October 30th, 2013 at 9:17 PM ^

the win/loss record on the road so much as the fact that there has been a recurring lack of execution on the road from both a player and coaching perspective, Sloppy play, poor playcalling, etc.

I certainly understand that it is difficult to win on the road, and that this team isn't at elite status right now. However, I think the level of execution on the road is not something that has been good enough, and I am sure that is what Hoke would say as well. Hopefully it gets better, but so far the team has flat out looked unprepared on the road far too often. There is no excuse for that loss at Penn State in retrospect, and not having a single win over a ranked team on the road under the current staff is somewhat concerning. Hopefully that changes this week.

YaterSalad

October 30th, 2013 at 10:56 PM ^

Traditionally home field advantage counts for a score. Then you add in the turnover bug. Then you add youth. Then you add poor coaching. That takes a 2 score favorite and makes them on level playing field. We have seen that this year.

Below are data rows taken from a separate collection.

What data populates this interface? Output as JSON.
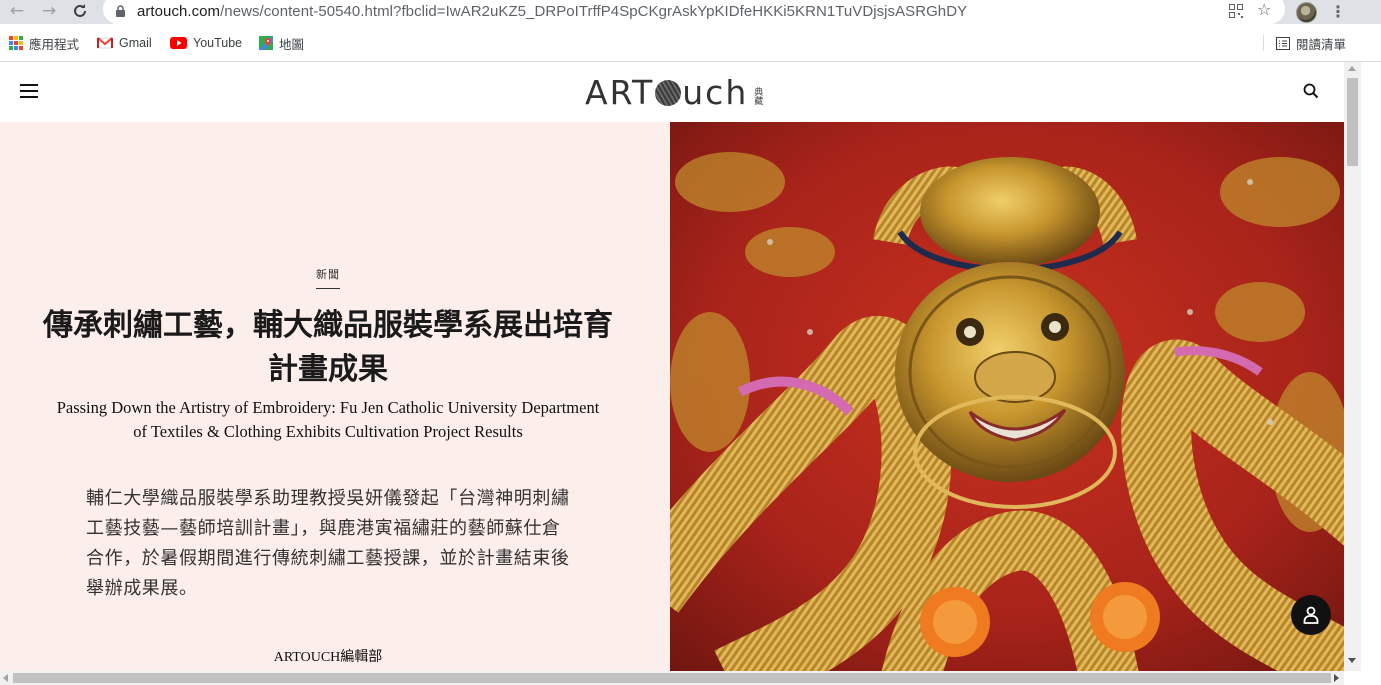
{
  "browser": {
    "url_host": "artouch.com",
    "url_path": "/news/content-50540.html?fbclid=IwAR2uKZ5_DRPoITrffP4SpCKgrAskYpKIDfeHKKi5KRN1TuVDjsjsASRGhDY",
    "icons": {
      "back": "back-arrow-icon",
      "forward": "forward-arrow-icon",
      "reload": "reload-icon",
      "lock": "lock-icon",
      "qr": "qr-code-icon",
      "star": "star-icon",
      "menu": "kebab-menu-icon"
    }
  },
  "bookmarks": {
    "apps": "應用程式",
    "gmail": "Gmail",
    "youtube": "YouTube",
    "maps": "地圖",
    "reading_list": "閱讀清單"
  },
  "site": {
    "logo_text_left": "ART",
    "logo_text_right": "uch",
    "logo_cjk": "典藏",
    "icons": {
      "menu": "hamburger-menu-icon",
      "search": "search-icon",
      "user": "user-icon"
    }
  },
  "article": {
    "category": "新聞",
    "title_zh": "傳承刺繡工藝，輔大織品服裝學系展出培育計畫成果",
    "title_en": "Passing Down the Artistry of Embroidery: Fu Jen Catholic University Department of Textiles & Clothing Exhibits Cultivation Project Results",
    "lead": "輔仁大學織品服裝學系助理教授吳妍儀發起「台灣神明刺繡工藝技藝—藝師培訓計畫」，與鹿港寅福繡莊的藝師蘇仕倉合作，於暑假期間進行傳統刺繡工藝授課，並於計畫結束後舉辦成果展。",
    "author": "ARTOUCH編輯部"
  },
  "colors": {
    "hero_bg": "#fcefeb",
    "embroidery_red": "#b8281a",
    "embroidery_gold": "#c8962e"
  }
}
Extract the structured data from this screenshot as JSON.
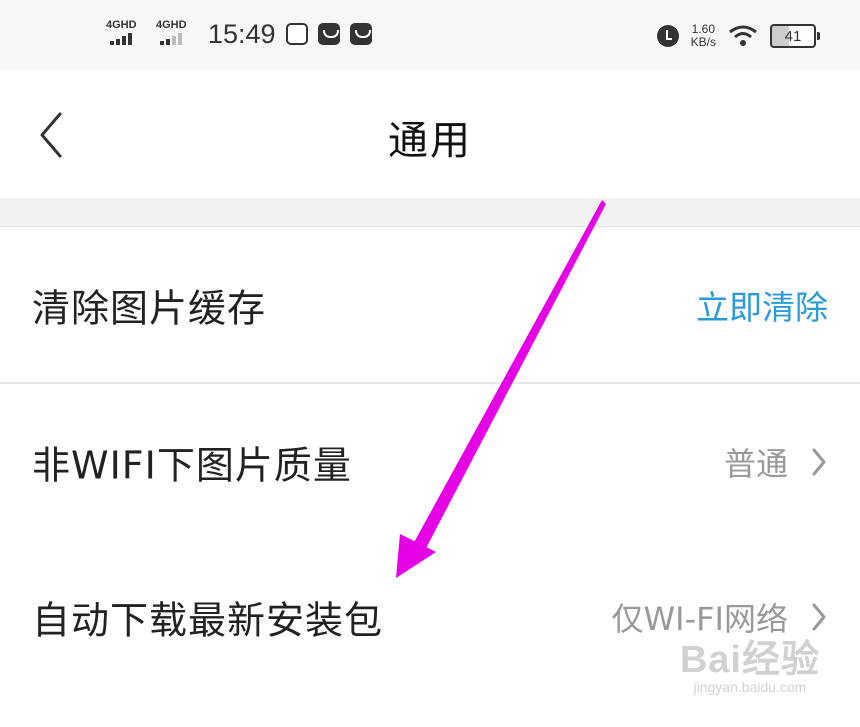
{
  "status_bar": {
    "network1": "4GHD",
    "network2": "4GHD",
    "time": "15:49",
    "speed_value": "1.60",
    "speed_unit": "KB/s",
    "battery": "41"
  },
  "navbar": {
    "title": "通用"
  },
  "settings": {
    "rows": [
      {
        "label": "清除图片缓存",
        "value": "立即清除"
      },
      {
        "label": "非WIFI下图片质量",
        "value": "普通"
      },
      {
        "label": "自动下载最新安装包",
        "value": "仅WI-FI网络"
      }
    ]
  },
  "watermark": {
    "main": "Bai经验",
    "sub": "jingyan.baidu.com"
  },
  "colors": {
    "accent": "#2b9ad8",
    "annotation_arrow": "#e600e6"
  }
}
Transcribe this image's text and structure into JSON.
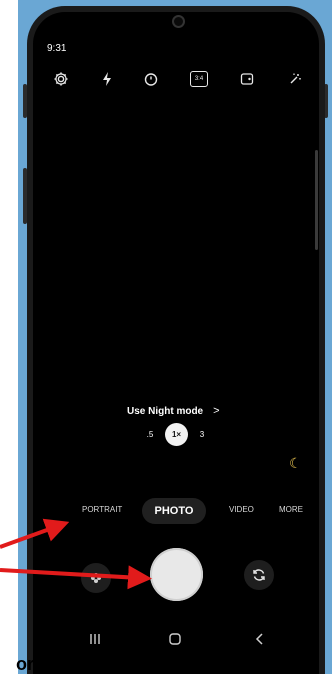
{
  "status": {
    "time": "9:31"
  },
  "topbar": {
    "icons": [
      "settings-icon",
      "flash-icon",
      "timer-icon",
      "aspect-ratio-icon",
      "motion-photo-icon",
      "filters-icon"
    ],
    "aspect_label": "3:4"
  },
  "suggestion": {
    "label": "Use Night mode",
    "chevron": ">"
  },
  "zoom": {
    "half": ".5",
    "one": "1×",
    "three": "3"
  },
  "modes": {
    "portrait": "PORTRAIT",
    "photo": "PHOTO",
    "video": "VIDEO",
    "more": "MORE"
  },
  "bottom_label": "or",
  "colors": {
    "backdrop": "#6aa7d4",
    "arrow": "#e11b1b",
    "moon": "#e5c04f",
    "shutter": "#e8e8e8"
  }
}
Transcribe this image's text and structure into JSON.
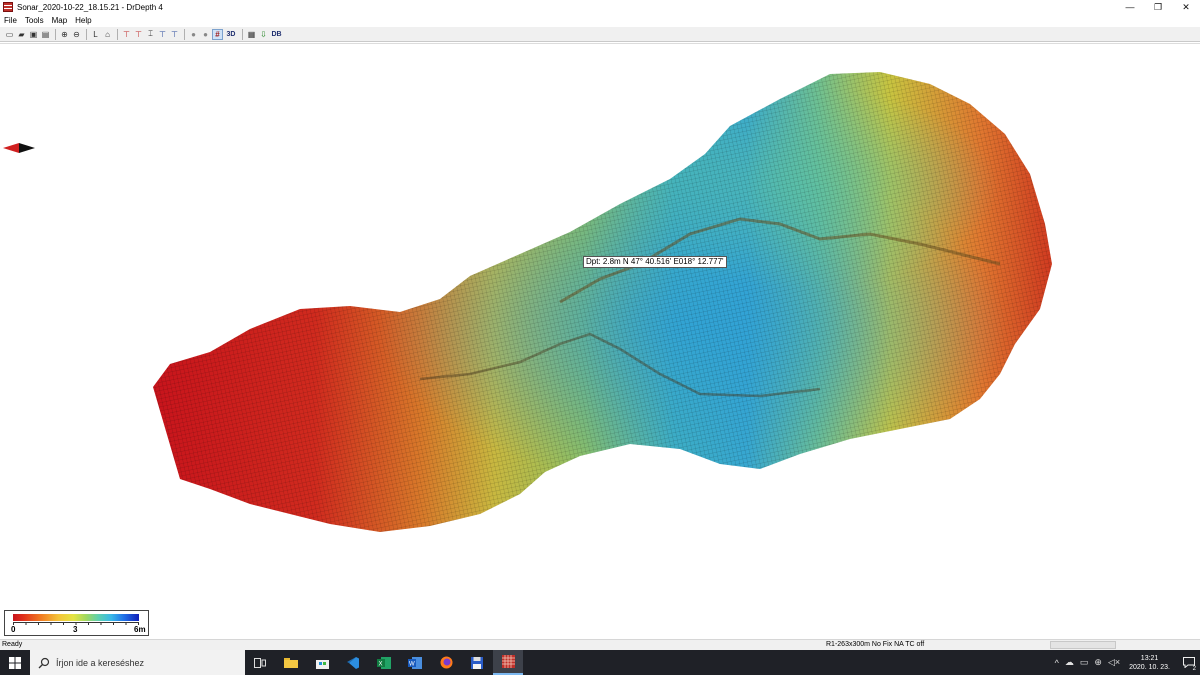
{
  "window": {
    "title": "Sonar_2020-10-22_18.15.21 - DrDepth 4",
    "controls": {
      "minimize": "—",
      "restore": "❐",
      "close": "✕"
    }
  },
  "menu": {
    "items": [
      "File",
      "Tools",
      "Map",
      "Help"
    ]
  },
  "toolbar": {
    "buttons": [
      {
        "icon": "new-file-icon",
        "glyph": "▭"
      },
      {
        "icon": "open-folder-icon",
        "glyph": "▰"
      },
      {
        "icon": "save-icon",
        "glyph": "▣"
      },
      {
        "icon": "save-all-icon",
        "glyph": "▤"
      },
      {
        "icon": "zoom-in-icon",
        "glyph": "⊕"
      },
      {
        "icon": "zoom-out-icon",
        "glyph": "⊖"
      },
      {
        "icon": "measure-icon",
        "glyph": "L"
      },
      {
        "icon": "profile-icon",
        "glyph": "⌂"
      },
      {
        "icon": "marker-1-icon",
        "glyph": "⊤"
      },
      {
        "icon": "marker-2-icon",
        "glyph": "⊤"
      },
      {
        "icon": "marker-3-icon",
        "glyph": "⌶"
      },
      {
        "icon": "marker-4-icon",
        "glyph": "⊤"
      },
      {
        "icon": "marker-5-icon",
        "glyph": "⊤"
      },
      {
        "icon": "circle-1-icon",
        "glyph": "●"
      },
      {
        "icon": "circle-2-icon",
        "glyph": "●"
      },
      {
        "icon": "grid-mesh-icon",
        "glyph": "#"
      },
      {
        "icon": "view-3d-icon",
        "glyph": "3D"
      },
      {
        "icon": "report-icon",
        "glyph": "▦"
      },
      {
        "icon": "export-icon",
        "glyph": "⇩"
      },
      {
        "icon": "database-icon",
        "glyph": "DB"
      }
    ]
  },
  "map": {
    "tooltip": "Dpt: 2.8m N 47° 40.516' E018° 12.777'",
    "legend": {
      "min_label": "0",
      "mid_label": "3",
      "max_label": "6m"
    },
    "colors": {
      "shallow": "#c8141c",
      "mid": "#e4e444",
      "deep": "#1020b8"
    }
  },
  "status": {
    "left": "Ready",
    "right": "R1-263x300m  No Fix    NA  TC off"
  },
  "taskbar": {
    "search_placeholder": "Írjon ide a kereséshez",
    "apps": [
      "task-view",
      "file-explorer",
      "store",
      "visual-studio-code",
      "excel",
      "word",
      "firefox",
      "floppy-save",
      "drdepth"
    ],
    "time": "13:21",
    "date": "2020. 10. 23.",
    "notifications": "2"
  }
}
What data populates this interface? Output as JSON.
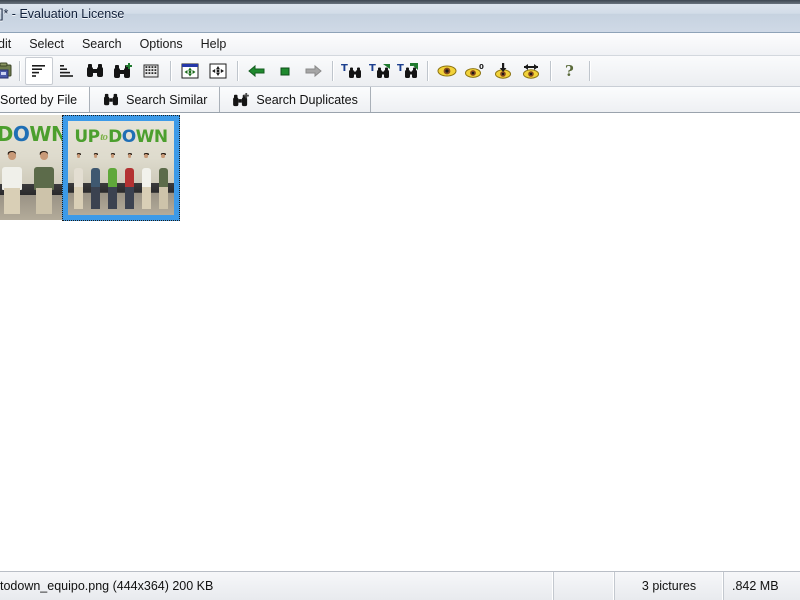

But it can't continue for ever. Time to regress to the mean ... Local rival (probably a solid mix of both fans) and limited TOs just based on a reversal of luck. Those two should help us this weekend.

smwilliams

October 30th, 2013 at 7:42 PM ^

And isn't that the big fear for this week. Under Hoke, they haven't won a road game against a team that could be described as above average (maybe NW 2011). Those 6 road losses are a combo of bad game plans (2011 Iowa and '13 Penn State), bad turnovers ('11 Sparty and '12 ND) and bad luck ('12 Nebraska and Ohio). We've had problems with 2 of the 3 again this year.